Just over a year ago, Fox News reported on another experiment conducted by Humphreys, in which he was able to feed spoofing signals into a drone's GPS, nearly causing it to fall out of the sky.

This resulted in Humphreys being called before Congress to testify. He also spoke to the FAA, CIA and the Pentagon. Despite the government being aware of this, Humphreys believes it is doing little to address the threat.

However, this recent experiment takes Humphreys' research to new levels, as before, he said he had no idea just how easy it was not only to spoof a ship, but to obfuscate the attack.
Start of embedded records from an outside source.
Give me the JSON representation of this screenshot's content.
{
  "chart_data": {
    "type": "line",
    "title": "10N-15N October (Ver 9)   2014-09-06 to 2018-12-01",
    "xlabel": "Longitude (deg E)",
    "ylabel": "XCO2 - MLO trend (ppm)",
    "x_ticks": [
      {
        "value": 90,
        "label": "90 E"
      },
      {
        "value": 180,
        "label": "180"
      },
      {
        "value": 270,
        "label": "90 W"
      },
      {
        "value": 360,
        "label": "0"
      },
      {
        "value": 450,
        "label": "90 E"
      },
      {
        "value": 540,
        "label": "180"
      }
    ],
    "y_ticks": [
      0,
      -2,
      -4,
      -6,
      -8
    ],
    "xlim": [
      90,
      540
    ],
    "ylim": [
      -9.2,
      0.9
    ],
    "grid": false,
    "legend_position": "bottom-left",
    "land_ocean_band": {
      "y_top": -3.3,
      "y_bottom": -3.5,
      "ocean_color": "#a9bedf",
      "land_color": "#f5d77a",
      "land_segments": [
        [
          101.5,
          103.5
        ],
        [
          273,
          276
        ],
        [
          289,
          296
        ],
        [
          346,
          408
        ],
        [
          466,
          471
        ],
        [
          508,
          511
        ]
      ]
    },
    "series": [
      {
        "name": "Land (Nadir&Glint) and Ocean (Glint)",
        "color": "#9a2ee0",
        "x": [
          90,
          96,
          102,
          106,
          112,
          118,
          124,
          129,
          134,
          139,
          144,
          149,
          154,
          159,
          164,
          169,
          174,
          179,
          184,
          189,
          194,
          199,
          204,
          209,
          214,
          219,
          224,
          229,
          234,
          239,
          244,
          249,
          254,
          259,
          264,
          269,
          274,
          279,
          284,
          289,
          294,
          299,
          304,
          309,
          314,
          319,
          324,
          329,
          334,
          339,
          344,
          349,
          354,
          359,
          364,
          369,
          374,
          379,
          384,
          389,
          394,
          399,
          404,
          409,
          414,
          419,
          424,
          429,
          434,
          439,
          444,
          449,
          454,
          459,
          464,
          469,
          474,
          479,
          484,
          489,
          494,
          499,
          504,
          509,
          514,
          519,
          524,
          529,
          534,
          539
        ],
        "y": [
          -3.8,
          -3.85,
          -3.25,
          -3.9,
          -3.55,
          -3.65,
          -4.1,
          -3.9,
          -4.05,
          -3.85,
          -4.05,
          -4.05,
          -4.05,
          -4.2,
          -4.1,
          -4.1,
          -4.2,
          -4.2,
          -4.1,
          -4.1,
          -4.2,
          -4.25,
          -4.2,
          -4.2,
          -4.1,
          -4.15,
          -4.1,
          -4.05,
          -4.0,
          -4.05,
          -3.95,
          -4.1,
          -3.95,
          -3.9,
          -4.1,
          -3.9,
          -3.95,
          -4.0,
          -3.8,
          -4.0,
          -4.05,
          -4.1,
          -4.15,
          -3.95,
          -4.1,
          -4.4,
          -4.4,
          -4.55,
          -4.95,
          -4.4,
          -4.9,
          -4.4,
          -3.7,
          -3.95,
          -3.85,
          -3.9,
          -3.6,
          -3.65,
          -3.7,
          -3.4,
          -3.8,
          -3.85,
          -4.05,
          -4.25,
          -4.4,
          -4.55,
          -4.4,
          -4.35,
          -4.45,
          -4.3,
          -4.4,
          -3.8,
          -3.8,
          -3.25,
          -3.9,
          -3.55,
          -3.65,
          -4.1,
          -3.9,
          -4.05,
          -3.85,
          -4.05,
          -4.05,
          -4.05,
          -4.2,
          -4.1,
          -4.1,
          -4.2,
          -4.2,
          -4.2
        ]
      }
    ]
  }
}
Texas congressman Mike McCaul, chairman of the Homeland Security Committee, according to Fox News, said: "It's a very serious homeland security issue that we've asked the secretary to review and look at, and she's never responded to my requests.

"The department seems to be thumbing its nose at it, saying it has no jurisdiction over this issue and not really showing any interest in this issue at all."

McCaul and two other senators have asked the Government Accountability Office to investigate what the Department of Homeland Security's plans are to address this "critical threat to national security".

A draft report which could, depending on the results, trigger more Congressional hearings, is due in August.

Join the military

Uri Rivner, VP of business development and cyber strategy at BioCatch, says: "The bottom line is that the GPS network, which was launched into space by the US, has non-encrypted signals for public use, and encrypted signals for US military use. Russia has a separate satellite network for its own use, and other nations such as China, India and the European Union plan a similar system.

"Today, every non-military GPS receiver can be spoofed - the only thing that is needed is to get close with your spoofing gear to the antenna and over-ride the original signals. This is true for transportation systems as well as personal GPS systems - think of the one on your iPhone or your car navigation gadget.

"The implications are clear - anyone can hijack your GPS for their nefarious deeds, and the only thing you can do at the moment is hope it's a prank rather than a cyber crime, cyber terror or hacktivism attack. Your other course of action is to join the military, as their GPS stream is fully encrypted," Rivner notes.